Shaw também era um artista nato.
Penso que
cabe uma observação: na verdade, a principal parte deste relato é feita de minhas
observações sobre a atitude pessoal do artista e do seu desempenho. É a marca
do meu convívio.
E para
continuar no mesmo ritmo epigramático, é melhor voltar a citar Oscar Wilde. A
escolha deste irlandês genial deve-se, além do brilho das suas frases, ao fato
de que era um escritor profundo que fingia ser frívolo. O uso das máscaras como disfarces,
ocultamentos e revelações é substrato permanente neste relato. Não só o artista
e a sua aparência, como o mundo social e as suas máscaras como verdades
aparentes que levam ao equivoco. A persistente ilusão racionalista de que a
arte é feita de conceitos intelectuais, mesmo que seja desmentido pela prática
artística e por centenas de depoimentos de artistas de todos os gêneros, é uma
máscara amortecedora e discriminatória. Vejo a ação do Granato como um gesto de
solidariedade. Cabe ao homem da nossa época lutar por sermos mais humanos.
Oscar
Wilde escreveu que o “…mistério do amor é maior do que o mistério da morte”.
Algumas
vezes Granato me mostrou a sua releitura da obra de Francis Bacon. Pinturas de
rara qualidade, dotadas de ironia, poesia subjacente e um doce delírio no dialogo
imaginário com o mestre. Certo dia, combinamos que eu faria um texto para uma
grande exposição do “Baconato”. E nunca mais falamos no assunto. Mas eu o tinha
vivo em meu espírito. Eu imaginei mais do que o tratado entre nós: um livro de
pequeno formato, mas de muitas páginas, papel couché fosco 170 grs, uma família
de tipos histórica, talvez Bodoni, existente desde o século XVIII, com um
projeto gráfico derivado dos desenhos e esboços de Da Vinci. Seria uma
homenagem e um diálogo com três mestres, Da Vinci, Francis Bacon e Ivald
Granato.
Eu já
fazia pequenas anotações (partes soltas na imensidão do papel) sobre o “Baconato”

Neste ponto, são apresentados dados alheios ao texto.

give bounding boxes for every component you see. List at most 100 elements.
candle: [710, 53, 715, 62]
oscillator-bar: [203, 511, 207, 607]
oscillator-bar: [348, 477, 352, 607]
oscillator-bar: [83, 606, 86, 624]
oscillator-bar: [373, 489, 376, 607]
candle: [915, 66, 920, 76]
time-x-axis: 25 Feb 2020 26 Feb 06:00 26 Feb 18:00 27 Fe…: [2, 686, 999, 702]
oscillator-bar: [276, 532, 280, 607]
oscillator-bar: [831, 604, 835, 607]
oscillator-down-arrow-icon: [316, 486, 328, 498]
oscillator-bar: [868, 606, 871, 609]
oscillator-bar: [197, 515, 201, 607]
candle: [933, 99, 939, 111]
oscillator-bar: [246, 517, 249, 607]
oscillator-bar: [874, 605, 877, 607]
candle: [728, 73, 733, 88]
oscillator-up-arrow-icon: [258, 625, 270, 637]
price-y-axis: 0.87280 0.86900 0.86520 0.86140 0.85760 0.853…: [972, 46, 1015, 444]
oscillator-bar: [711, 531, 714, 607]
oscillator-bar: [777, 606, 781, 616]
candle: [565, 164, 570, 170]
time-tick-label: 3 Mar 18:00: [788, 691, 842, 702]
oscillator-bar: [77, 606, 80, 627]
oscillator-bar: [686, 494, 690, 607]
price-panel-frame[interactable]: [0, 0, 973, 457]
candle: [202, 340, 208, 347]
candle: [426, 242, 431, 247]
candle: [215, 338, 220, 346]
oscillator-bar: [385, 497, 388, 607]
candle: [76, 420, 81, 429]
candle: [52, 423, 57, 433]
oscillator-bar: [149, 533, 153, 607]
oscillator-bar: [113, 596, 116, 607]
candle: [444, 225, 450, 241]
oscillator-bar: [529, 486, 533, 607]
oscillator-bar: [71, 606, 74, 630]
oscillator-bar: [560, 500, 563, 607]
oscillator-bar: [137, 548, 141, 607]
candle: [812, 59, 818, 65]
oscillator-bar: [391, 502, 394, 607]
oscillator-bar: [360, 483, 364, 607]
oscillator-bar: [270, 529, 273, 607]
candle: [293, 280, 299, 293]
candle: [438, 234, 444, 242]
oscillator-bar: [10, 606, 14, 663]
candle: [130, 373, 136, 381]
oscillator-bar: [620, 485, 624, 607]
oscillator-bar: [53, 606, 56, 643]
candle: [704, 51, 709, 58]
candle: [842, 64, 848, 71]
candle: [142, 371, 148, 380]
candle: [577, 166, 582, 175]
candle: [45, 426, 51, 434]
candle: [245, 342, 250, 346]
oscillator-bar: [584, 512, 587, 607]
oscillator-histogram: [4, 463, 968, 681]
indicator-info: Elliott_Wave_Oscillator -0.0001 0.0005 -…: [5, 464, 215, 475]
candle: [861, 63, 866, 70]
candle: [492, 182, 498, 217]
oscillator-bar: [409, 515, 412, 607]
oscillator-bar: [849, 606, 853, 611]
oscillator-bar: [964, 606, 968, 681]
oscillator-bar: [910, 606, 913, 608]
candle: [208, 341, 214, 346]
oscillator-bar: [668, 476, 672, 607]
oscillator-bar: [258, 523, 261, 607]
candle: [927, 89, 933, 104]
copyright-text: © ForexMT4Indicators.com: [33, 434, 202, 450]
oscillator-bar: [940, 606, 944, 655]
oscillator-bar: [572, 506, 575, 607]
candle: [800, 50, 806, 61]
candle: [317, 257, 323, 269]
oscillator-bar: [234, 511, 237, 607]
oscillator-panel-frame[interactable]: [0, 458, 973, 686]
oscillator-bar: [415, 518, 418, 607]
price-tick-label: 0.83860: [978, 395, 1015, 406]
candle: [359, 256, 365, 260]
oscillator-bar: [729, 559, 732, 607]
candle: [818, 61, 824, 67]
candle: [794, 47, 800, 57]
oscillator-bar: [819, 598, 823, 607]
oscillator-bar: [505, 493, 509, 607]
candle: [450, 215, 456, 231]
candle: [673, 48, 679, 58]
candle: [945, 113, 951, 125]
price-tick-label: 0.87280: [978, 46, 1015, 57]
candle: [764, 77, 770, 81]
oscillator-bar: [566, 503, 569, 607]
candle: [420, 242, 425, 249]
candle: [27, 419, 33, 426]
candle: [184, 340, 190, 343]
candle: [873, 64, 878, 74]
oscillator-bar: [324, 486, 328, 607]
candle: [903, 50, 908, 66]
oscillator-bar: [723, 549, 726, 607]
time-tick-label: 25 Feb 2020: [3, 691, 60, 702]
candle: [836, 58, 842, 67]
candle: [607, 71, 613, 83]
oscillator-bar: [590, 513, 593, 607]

a espera de uma data comemorativa qualquer para mostrar ao Granato e me
beneficiar do seu permanente entusiasmo para prosseguir. É o que se segue,
anotações em busca do entusiasmo que já não está mais entre nós.
Refazer
para, ao final, ser igual a si mesmo. Transformar para refazer e obter a forma
essencial, original, igual a si mesmo e desta vez, à sua própria natureza
paradigmática.
A obra de
Ivald Granato o qualifica para esta experimentação de criação conjunta de
linguagem. As suas características de estar filiada a história da arte e, ao
mesmo tempo, ser capaz da espontaneidade, estão próximas da vivência do fazer
coletivo e da sobrevivência da individualidade quando em grupo.
O
devorador de imagens. A manifestação da arte como sistema de permanente reciclagem
das energias. Antropofagia mágica. Comer a linguagem para ter em si as virtudes
do objeto e do conceito do outro. O devorador das imagens do mundo.
A
alteridade e o canibalismo granatino.
O que
Ivald Granato sempre faz não é incluir todo mundo no seu trabalho e todo o
mundo no mundo da arte e a arte em todo o mundo?
Ivald
Granato é um devorador das imagens do mundo. E o que registra esta câmera
idealizada?
Ivald
Granato domina as técnicas formais do desenho e da gravura. Naturalmente a sua
rapidez e intensidade é mais próxima da litografia do que da gravura em metal
que, em regra, exige outro tipo de meditação. A gravura em metal é feita, no
mais das vezes, por artistas santos, “tibetanos”, filósofos, iluminados. O
gesto explosivo de Ivald Granato registra a natureza, flores; figuras humanas,
a sua constante em tantos anos; cabeças humanas; a história da arte, por
apropriação e intervenções em obras de artistas como Francis Bacon, Pablo
Picasso, Andy Warhol, Leonardo da Vinci, Jasper Johns, Henri Matisse.
É
bastante claro que o núcleo central da obra de Granato é refazer e experimentar
todas as experiências criativas da arte nos séculos vinte e vinte e um.
Pode ser
dito que este é um princípio geral da arte e que ela é, do ponto de vista
histórico e do ponto de vista da linguagem, uma permanente releitura. As
rupturas são feitas impregnadas de história pregressa. E é sempre estimulante
quando percebemos que as rupturas foram criadas passo a passo e são processos e
não exatamente rompimentos.
Talvez
onde Granato nos diz de maneira mais franca de seu processo criativo seja na
série, que, aliás, parece infinita, nunca acaba, intitulada de Baconato.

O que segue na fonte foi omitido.